Every modern processor provides some atomic RMW instructions, though the APIs provided by the toolchain may expose different meanings for the return values. On Win32, _InterlockedIncrement adds 1 to the specified integer and returns the new value. Since m_counter is initialized to 0, the first thread to call Lock will receive a return value of 1 from _InterlockedIncrement. As such, it skips over the WaitForSingleObject call and returns immediately. The lock now belongs to this thread, and life is peachy.

If another thread calls Lock while the first thread is still holding it, it will receive a return value of 2 from _InterlockedIncrement. This is a clue that the lock is already busy. At this point, it’s not safe to continue, so we bite the bullet and jump into one of those expensive kernel calls: WaitForSingleObject. This performs a decrement on the semaphore. We specified an initial count of 0 in CreateSemaphore, so the thread is now forced to wait until someone else comes along and increments this semaphore before it can proceed.

Next, suppose the first thread calls Unlock. The return value of _InterlockedDecrement will be 1. This is a clue that another thread is waiting for the lock, and that we should increment the semaphore using ReleaseSemaphore. The second thread is then able to continue, and it effectively obtains ownership of the lock.

Even if the timing is very tight, and the first thread calls ReleaseSemaphore before the second calls WaitForSingleObject, everything will function normally. And if you add a third, fourth or any number of other threads into the picture, that’s fine too. For good measure, you can even add a TryLock function to the implementation:

    bool TryLock()
    {
        LONG result = _InterlockedCompareExchange(&m_counter, 1, 0);
        return (result == 0);
    }

Performance and Caveats

You might have noticed the underscore in front of _InterlockedIncrement. This is the compiler intrinsic version of InterlockedIncrement. It outputs a lock xadd instruction in place. And since Lock is defined right inside the class definition of Benaphore, the compiler treats it as an inline function.
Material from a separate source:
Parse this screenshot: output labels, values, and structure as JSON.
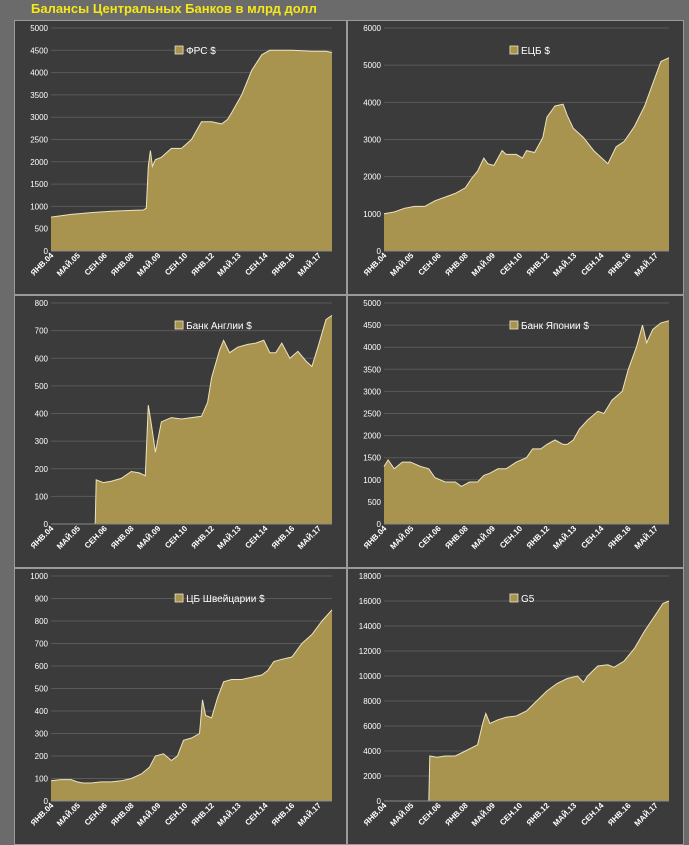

A call to Benaphore::Lock compiles down to 10 instructions using default Release settings, and there are no function calls in the uncontended case. Here’s the disassembly:

In the uncontended case, the Benaphore even outperforms a Critical Section on Win32. I timed a pair of uncontended lock/unlock operations, just as I previously did for the Mutex and Critical Section, and found the following timings:

If you have an application which is hitting a lock millions of times per second on Win32, this Benaphore implementation just might boost your overall performance by a couple of percent. [Update: I tried it. It doesn’t.] If you forego the intrinsics and just use regular, non-intrinsic version of the atomics, an indirect call into kernel32.dll is involved, so the Benaphore loses some of its edge: 49.8 ns on my Core 2 Duo.

Furthermore, with some (fairly heavy) code modifications, you could even share this Benaphore between processes – something Critical Section isn’t capable of. You’d have to put m_counter in shared memory, and use a named semaphore. However, depending on your use case, this might defeat the purpose of having separate processes in the first place. If one process terminates at the wrong moment, it could leave the Benaphore in an inconsistent state, and take the other processes down with it.

This implementation is non-recursive. If the same thread attempts to lock the same Benaphore twice, it will deadlock. In my next post, I’ll extend the implementation to allow recursion.

If you port this code to another CPU architecture, such as that in the Xbox 360 or a multicore iOS device, you’ll have to replace the _InterlockedIncrement macro with something which explicitly guarantees acquire and release semantics.

Finally, if you do use the Benaphore on another platform, be aware that it may introduce the possibility of priority inversion. For example, MacOS X and Linux avoid priority inversion by performing priority inheritance when you take a POSIX lock. If you use a Benaphore, you’ll bypass this OS mechanism, and it won’t be able to help you. Things are different on Windows, though: Windows fights priority inversion by randomly boosting the priority of starving threads, which behaves the same regardless of your choice of synchronization primitive.